I’m super proud of this feature because in my opinion not enough software (and certainly no forum software I am aware of) encourages users to create offsite backups of their data. The last thing you want in the event of a server failure is to lose all the awesome content your forum users have created.
Enabling this feature is easy! First go to the admin section and find backups under site settings. You’ll see the following options:
Note that for the uploading to S3 support you’ll need to have defined your s3 credentials as well. If you don’t upload to S3 the backups will be left on the server filesystem.
Once you enable this, you can go to the backups tab in admin to view a list of backups that were performed with links to download or restore any images.
We have no plans to implement FTP but I purposely created a function called after_create_hook in Backup so that a plugin could easily be added to handle custom behaviour like FTP. I imagine a FTP plugin would not be very complicated.
I hit another minor issue. I wanted to name my bucket discuss-backup, but because S3 buckets have global namespace this name was already taken. So I decided to append my domain name to it and created bucket named discuss-backup-discuss.binaryage.com.
And this is a mistake! after_create_hook fails with some SSL error when do you use a bucket name with dots in it.
[2014-03-18 22:00:25] Executing the after_create_hook for the backup
[2014-03-18 22:00:25] EXCEPTION: hostname "discuss-backup-discuss.binaryage.com.s3.amazonaws.com" does not match the server certificate (OpenSSL::SSL::SSLError)
[2014-03-18 22:00:25] /usr/local/lib/ruby/2.0.0/openssl/ssl.rb:139:in `post_connection_check'
/var/www/discourse/vendor/bundle/ruby/2.0.0/gems/excon-0.28.0/lib/excon/ssl_socket.rb:85:in `initialize'
/var/www/discourse/vendor/bundle/ruby/2.0.0/gems/excon-0.28.0/lib/excon/connection.rb:373:in `new'
/var/www/discourse/vendor/bundle/ruby/2.0.0/gems/excon-0.28.0/lib/excon/connection.rb:373:in `socket'
/var/www/discourse/vendor/bundle/ruby/2.0.0/gems/excon-0.28.0/lib/excon/connection.rb:122:in `request_call'
...
Also one more note. When automated backup finishes successfully I get system message “Export completed successfully”. But when it fails I don’t get anything. Of course during manual backup execution, I get popup that backup failed and I should go and see the logs. But in case of automated backup I would appreciate to get system message with full log embedded, so I can inspect it right away without trying to reproduce the issue with manual backup (the issue may be no longer reproducible).
I believe @zogstrip has run into bucket name with dots issues before, anything to add here?
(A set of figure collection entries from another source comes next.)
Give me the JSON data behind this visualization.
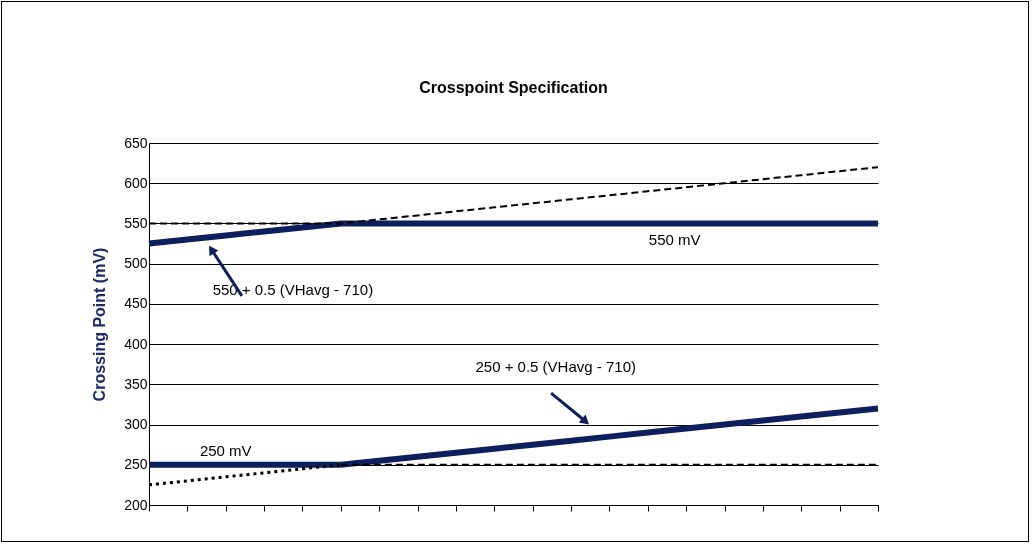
{
  "chart_data": {
    "type": "line",
    "title": "Crosspoint Specification",
    "ylabel": "Crossing Point (mV)",
    "categories": [
      null,
      null,
      null,
      null,
      null,
      null,
      null,
      null,
      null,
      null,
      null,
      null,
      null,
      null,
      null,
      null,
      null,
      null,
      null,
      null
    ],
    "ylim": [
      200,
      650
    ],
    "yticks": [
      200,
      250,
      300,
      350,
      400,
      450,
      500,
      550,
      600,
      650
    ],
    "grid": "y",
    "tick_labels": "y",
    "marker": "none",
    "series": [
      {
        "color": "#0d1f5c",
        "line_style": "solid",
        "values": [
          525,
          530,
          535,
          540,
          545,
          550,
          550,
          550,
          550,
          550,
          550,
          550,
          550,
          550,
          550,
          550,
          550,
          550,
          550,
          550
        ]
      },
      {
        "color": "#0d1f5c",
        "line_style": "solid",
        "values": [
          250,
          250,
          250,
          250,
          250,
          250,
          255,
          260,
          265,
          270,
          275,
          280,
          285,
          290,
          295,
          300,
          305,
          310,
          315,
          320
        ]
      },
      {
        "color": "#000000",
        "line_style": "dashed",
        "values": [
          550,
          550,
          550,
          550,
          550,
          550,
          555,
          560,
          565,
          570,
          575,
          580,
          585,
          590,
          595,
          600,
          605,
          610,
          615,
          620
        ]
      },
      {
        "color": "#000000",
        "line_style": "dashed",
        "values": [
          null,
          null,
          null,
          null,
          null,
          250,
          250,
          250,
          250,
          250,
          250,
          250,
          250,
          250,
          250,
          250,
          250,
          250,
          250,
          250
        ]
      },
      {
        "color": "#000000",
        "line_style": "dotted",
        "values": [
          225,
          230,
          235,
          240,
          245,
          250,
          null,
          null,
          null,
          null,
          null,
          null,
          null,
          null,
          null,
          null,
          null,
          null,
          null,
          null
        ]
      }
    ],
    "annotations": [
      {
        "text": "550 mV",
        "y": 550
      },
      "550 + 0.5 (VHavg - 710)",
      "250 + 0.5 (VHavg - 710)",
      {
        "text": "250 mV",
        "y": 250
      }
    ]
  }
}
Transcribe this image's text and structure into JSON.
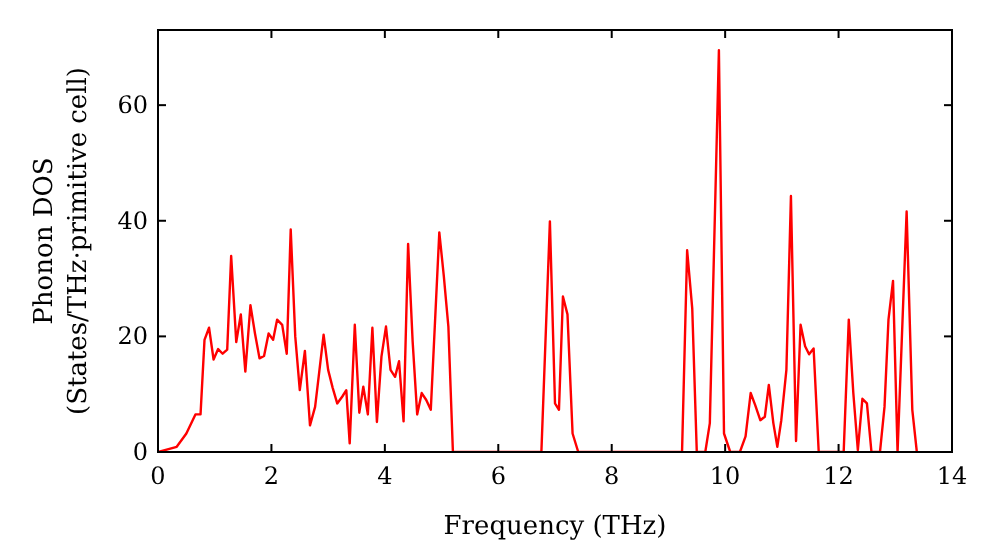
{
  "chart_data": {
    "type": "line",
    "xlabel": "Frequency (THz)",
    "ylabel": "Phonon DOS\n(States/THz·primitive cell)",
    "xlim": [
      0,
      14
    ],
    "ylim": [
      0,
      73
    ],
    "xticks": [
      0,
      2,
      4,
      6,
      8,
      10,
      12,
      14
    ],
    "yticks": [
      0,
      20,
      40,
      60
    ],
    "grid": false,
    "marker": "none",
    "line_style": "solid",
    "series": [
      {
        "color": "#ff0000",
        "x": [
          0,
          0.33,
          0.5,
          0.66,
          0.75,
          0.82,
          0.9,
          0.98,
          1.06,
          1.14,
          1.22,
          1.29,
          1.38,
          1.46,
          1.54,
          1.63,
          1.71,
          1.79,
          1.87,
          1.95,
          2.03,
          2.1,
          2.19,
          2.27,
          2.34,
          2.42,
          2.5,
          2.59,
          2.68,
          2.77,
          2.84,
          2.92,
          3.0,
          3.08,
          3.16,
          3.25,
          3.32,
          3.38,
          3.47,
          3.55,
          3.62,
          3.7,
          3.78,
          3.86,
          3.94,
          4.02,
          4.1,
          4.18,
          4.25,
          4.33,
          4.41,
          4.49,
          4.57,
          4.65,
          4.73,
          4.81,
          4.96,
          5.04,
          5.12,
          5.2,
          6.76,
          6.91,
          7.0,
          7.07,
          7.14,
          7.22,
          7.31,
          7.41,
          9.24,
          9.33,
          9.42,
          9.5,
          9.65,
          9.73,
          9.89,
          9.98,
          10.09,
          10.26,
          10.36,
          10.45,
          10.53,
          10.62,
          10.7,
          10.77,
          10.85,
          10.92,
          10.99,
          11.08,
          11.16,
          11.25,
          11.33,
          11.41,
          11.48,
          11.56,
          11.65,
          12.09,
          12.18,
          12.26,
          12.34,
          12.42,
          12.5,
          12.58,
          12.73,
          12.81,
          12.88,
          12.96,
          13.04,
          13.2,
          13.3,
          13.38
        ],
        "values": [
          0,
          0.9,
          3.2,
          6.5,
          6.5,
          19.4,
          21.5,
          16,
          17.8,
          17,
          17.7,
          33.9,
          19,
          23.8,
          13.9,
          25.4,
          20.5,
          16.2,
          16.6,
          20.5,
          19.4,
          22.9,
          22,
          17,
          38.5,
          20,
          10.7,
          17.5,
          4.6,
          7.8,
          13.6,
          20.3,
          14.2,
          11.1,
          8.4,
          9.6,
          10.7,
          1.5,
          22,
          6.8,
          11.3,
          6.5,
          21.5,
          5.2,
          16.5,
          21.7,
          14.2,
          13,
          15.7,
          5.3,
          36,
          19.1,
          6.5,
          10.2,
          9,
          7.3,
          38,
          30.4,
          21.7,
          0,
          0,
          39.9,
          8.4,
          7.3,
          26.9,
          23.8,
          3.2,
          0,
          0,
          34.9,
          24.8,
          0,
          0,
          5,
          69.5,
          3.2,
          0,
          0,
          2.7,
          10.2,
          8.1,
          5.5,
          6.1,
          11.6,
          5,
          0.9,
          5.5,
          14.2,
          44.3,
          1.9,
          22,
          18.3,
          16.9,
          17.9,
          0,
          0,
          22.9,
          10.2,
          0.3,
          9.2,
          8.4,
          0,
          0,
          7.8,
          22.9,
          29.6,
          0,
          41.6,
          7.3,
          0
        ]
      }
    ]
  }
}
Agree that failed backups should include some sort of log attachment @eviltrout.
@codinghorror I would just restrict the configuration field in settings to safe characters maybe with some explanation. There is no need for dots in names. AFAIK Amazon has some naming convention and requires them only if you want to host buckets on open web and map bucket name to your domain name (which should not be the case here).
Do the new automated backups include images/attachments or just the database? My Discourse forum is still using local file storage, not S3. I am trying to decide if I should start using S3 for images/attachments.
So I have a question… would it be possible to have a hourly option? We’ve had a few situations where it would have been nice to have a hourly backup instead of a nightly backup, since we are on the master discourse instead of the releases.
Of course, I’d also accept “you’re being dumb by staying on the development branch” as a acceptable answer.
I would like to see more frequent options as well, in the future. On another topic I suggested using WAL-E from Heroku for database backups. That would provide a simple way to set up continuous backups. WALs use little disk space and the system works on the background with no downtime taking advantage of the features of PostgreSQL database.